Pas un affront aguicheur du genre t’as vu comment il y a un truc entre nous, mais plutôt un truc du genre je fais volte-face parce que je connais ton espèce. Sur le coup je ne comprends pas tout à fait et puis au bout de quelques mots échangés je baisse les yeux sur un décolleté assez beau, tout juste mis en forme par un joli débardeur.
En relevant les yeux je comprends à l’expression qu’elle arbore de quoi il était question depuis le début. Un nouveau regard qui veut dire vous autres, les hommes, vous ne pouvez pas vous empêcher de mater ces deux protubérances comme des macaques. Pauvres petits porcs…
Une pointe de condescendance à mon intention.
C’était donc ça.
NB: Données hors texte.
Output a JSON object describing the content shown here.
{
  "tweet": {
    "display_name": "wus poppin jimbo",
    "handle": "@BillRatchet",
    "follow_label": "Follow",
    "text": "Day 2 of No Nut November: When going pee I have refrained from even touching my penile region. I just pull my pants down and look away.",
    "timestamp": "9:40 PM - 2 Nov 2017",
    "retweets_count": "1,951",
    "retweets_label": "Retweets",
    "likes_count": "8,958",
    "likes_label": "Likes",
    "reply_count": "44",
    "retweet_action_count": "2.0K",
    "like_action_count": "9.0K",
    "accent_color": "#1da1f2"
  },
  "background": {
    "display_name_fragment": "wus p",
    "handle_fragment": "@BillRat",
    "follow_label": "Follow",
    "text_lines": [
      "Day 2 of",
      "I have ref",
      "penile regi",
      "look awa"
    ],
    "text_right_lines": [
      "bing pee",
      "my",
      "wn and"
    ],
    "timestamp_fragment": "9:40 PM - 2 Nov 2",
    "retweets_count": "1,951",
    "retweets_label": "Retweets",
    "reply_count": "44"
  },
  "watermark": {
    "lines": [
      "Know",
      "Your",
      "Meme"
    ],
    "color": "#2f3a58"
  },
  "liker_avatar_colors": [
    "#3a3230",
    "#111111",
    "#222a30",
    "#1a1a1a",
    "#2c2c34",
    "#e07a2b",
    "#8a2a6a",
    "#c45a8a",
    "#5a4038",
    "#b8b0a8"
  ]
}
Je suis comme tous ces mecs obnubilé par quelques centimètres carré de peau dévoilée.

Elle trouve cela méprisant. Elle n’arrive d’ailleurs pas à dissimuler son ressentiment. Elle n’a jamais réussi. Elle n’a en fait jamais voulu. Pour que ça ne devienne jamais une habitude de notre part. De mater leurs seins en toute impunité.
A chaque fois qu’elle est en face d’un homme à qui elle doit adresser la parole, elle n’est jamais vraiment à l’aise. Elle attend toujours le moment fatidique où l’homme va mater ses seins, comme un enfant un peu bête qui ne sera jamais tout à fait civilisé.
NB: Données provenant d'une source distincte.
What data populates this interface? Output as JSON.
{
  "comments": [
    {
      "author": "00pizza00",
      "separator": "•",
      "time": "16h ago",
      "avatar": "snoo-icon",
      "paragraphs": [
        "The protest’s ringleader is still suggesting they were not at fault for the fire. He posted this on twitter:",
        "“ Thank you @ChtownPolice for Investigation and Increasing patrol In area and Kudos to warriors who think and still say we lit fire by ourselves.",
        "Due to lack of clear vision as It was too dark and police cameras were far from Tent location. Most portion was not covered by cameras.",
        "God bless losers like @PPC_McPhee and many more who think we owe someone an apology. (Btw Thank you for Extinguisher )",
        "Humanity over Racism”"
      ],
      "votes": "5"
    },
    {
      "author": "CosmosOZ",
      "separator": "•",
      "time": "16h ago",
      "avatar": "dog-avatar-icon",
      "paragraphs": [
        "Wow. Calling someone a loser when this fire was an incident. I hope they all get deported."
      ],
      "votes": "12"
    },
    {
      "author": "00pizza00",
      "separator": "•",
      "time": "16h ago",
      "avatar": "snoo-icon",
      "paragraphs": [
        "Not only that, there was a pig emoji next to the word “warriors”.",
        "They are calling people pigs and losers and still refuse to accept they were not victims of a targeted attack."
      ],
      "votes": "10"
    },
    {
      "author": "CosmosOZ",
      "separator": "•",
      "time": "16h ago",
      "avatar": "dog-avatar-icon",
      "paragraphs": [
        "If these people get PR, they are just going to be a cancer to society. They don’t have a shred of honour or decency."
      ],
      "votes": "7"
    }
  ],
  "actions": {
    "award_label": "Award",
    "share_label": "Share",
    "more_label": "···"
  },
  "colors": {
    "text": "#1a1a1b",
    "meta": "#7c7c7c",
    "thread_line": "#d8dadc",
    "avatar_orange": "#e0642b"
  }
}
Elle n’est jamais à l’aise avec les hommes parce que tous les hommes sont comme cela. Et dans le cas où elle n’a pas percé à jour un de ces hommes, c’est parce qu’il est moins franc que les autres.
Elle se méfie de ceux-là encore plus.
Ceux qui la respectent.

Du coup, il y a quelque chose de curieux qui se dégage d’elle. Elle est en permanence sous contrôle. Et se dégage d’elle une sorte de certitude définitive qui a fini par la rendre un brun antipathique au fil du temps. Sous contrôle d’elle-même, persuadée d’être dans le vrai. Attendant systématiquement l’incartade. Attendant une faute qu’elle imputera non plus à un individu, mais bien à un sexe. Parce que les hommes sont des porcs. Et elle, elle le sait. Et cette certitude plaie à certains hommes. Cet affront les attire comme des mouches, renforçant le peu d’estime qu’elle a peut-être eu autrefois pour les hommes.
 Des singes savants dit-elle parfois. D’adorables petits singes qui sont tout juste bons à baver quand tu acceptes qu’il te paient un verre.
Tout juste bons à rentrer chez eux après t’avoir donné leur petit coup de leur petite queue.